As if sweeping new regulation wasn't bad enough news for credit card companies, this week things got even worse. Two major arbitration firms have decided they don't want to handle credit card disputes going forward. It's hard to tell whether this is a clear win for consumers, but they probably don't mind.

The Wall Street Journal explains why this is such a blow to credit card companies:

Their retreat has big implications for credit-card and cellphone companies, which generally require customers to agree to mandatory arbitration. They argue arbitration is less expensive and time-consuming for both parties than going to court.



I vaguely remember reading something about arbitration in the fine print once -- that's what they're referring to. Court battles can be expensive, so that's a legitimate reason for preferring arbitration. But when consumers opt into this clause it also prevents them from suing credit card companies. That's a luxury credit card companies must also enjoy. This week's news makes arbitration harder, as fewer firms will exist to absorb a massive caseload.

How many disputes are there? A lot. According to the WSJ story, one firm spokesperson said that's why they got out of the business. There were just too many consumers unhappy with credit card companies. So many people were bringing disputes that the firm couldn't handle the magnitude of cases.

Why should consumers be happy other than potentially gaining the right to sue credit card companies? Companies tend to win in arbitration. According to the WSJ:

The National Arbitration Forum said companies prevail over consumers in 94% of such cases. Credit-card companies defend those results, arguing that there is typically a long paper trail proving the customers owe the amounts in dispute.



While arbitration might favor companies, I think this statistic is misleading. Consumers probably often demand arbitration to dispute fees and penalties when, according to their contract, they have little legal basis to do so.

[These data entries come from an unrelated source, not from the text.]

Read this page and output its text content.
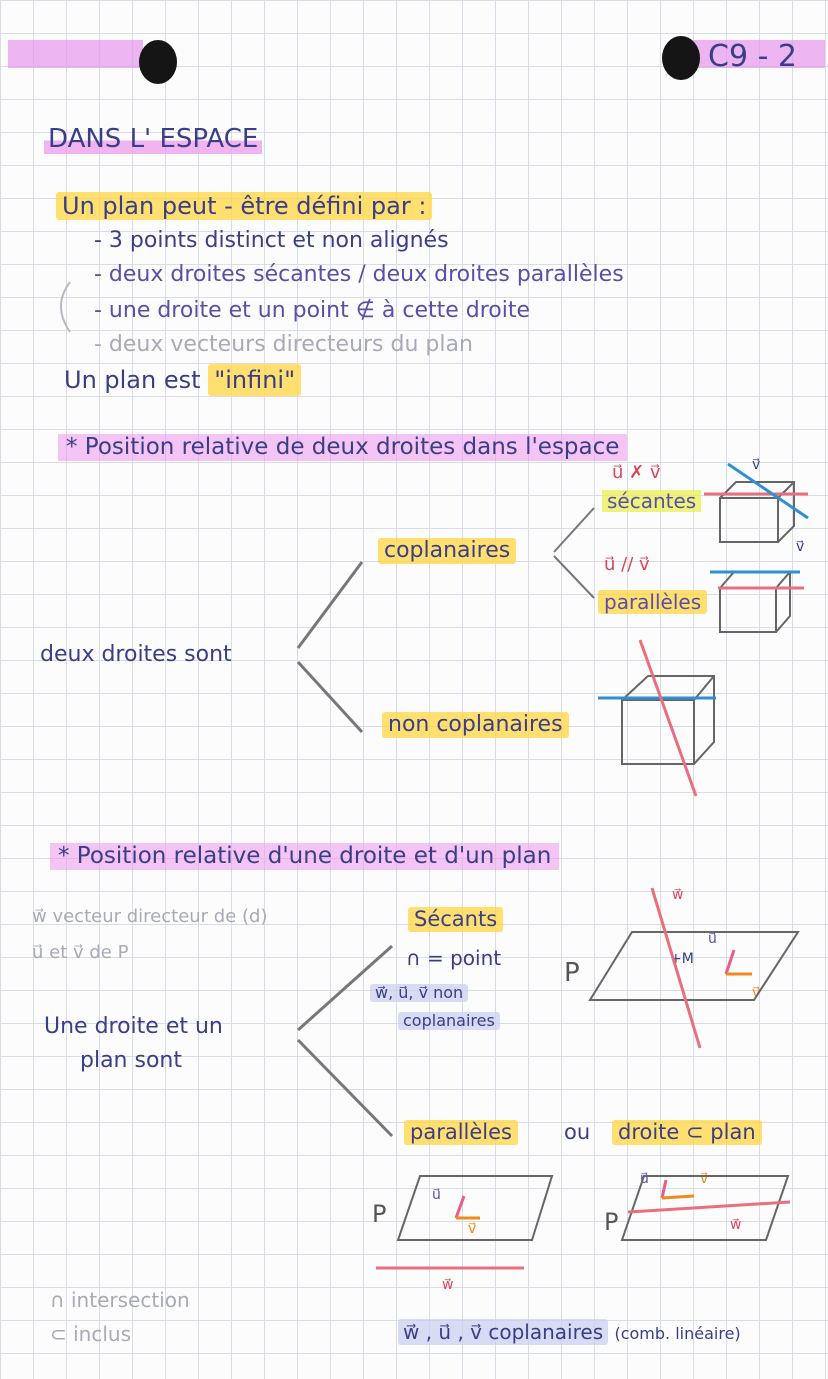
C9 - 2
DANS L' ESPACE
Un plan peut - être défini par :
- 3 points distinct et non alignés
- deux droites sécantes / deux droites parallèles
- une droite et un point ∉ à cette droite
- deux vecteurs directeurs du plan
Un plan est "infini"
* Position relative de deux droites dans l'espace
u⃗ ✗ v⃗
sécantes
u⃗ // v⃗
parallèles
v⃗
v⃗
coplanaires
deux droites sont
non coplanaires
* Position relative d'une droite et d'un plan
w⃗ vecteur directeur de (d)
u⃗ et v⃗ de P
Une droite et un
plan sont
Sécants
∩ = point
w⃗, u⃗, v⃗ non
coplanaires
P	+M
w⃗
u⃗
v⃗
parallèles ou droite ⊂ plan
P	P
u⃗
v⃗
w⃗
u⃗	v⃗
w⃗
w⃗ , u⃗ , v⃗ coplanaires (comb. linéaire)
∩ intersection
⊂ inclus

Whether consumers will ultimately benefit depends on a few things. First, will this cause companies to give up on arbitration, or just give them an excuse for disputes to be a more frustrating process, since fewer firms mean greater delays in having a dispute heard? Second, if they do give up on arbitration and allow consumers to sue, how much will their legal costs increase? That additional cost, of course, will ultimately fall on all cardholders.

I think it's kind of strange that giving consumers the right to sue credit card companies slipped through the cracks when Congress passed their sweeping legislation a few months ago. Maybe Congress just assumes that fairer practices will prevent many of these disputes. That may be true, but the ability to sue seems a pretty fundamental right they could have mandated. At this rate, however, the market might end up providing that right to consumers anyway.


Note/Update: I just found out that this afternoon, the House Subcommittee on Domestic Policy will hold a hearing on the misuse of arbitration to collect consumer debt. Despite ignoring this in the credit card legislation, Congress is concerned.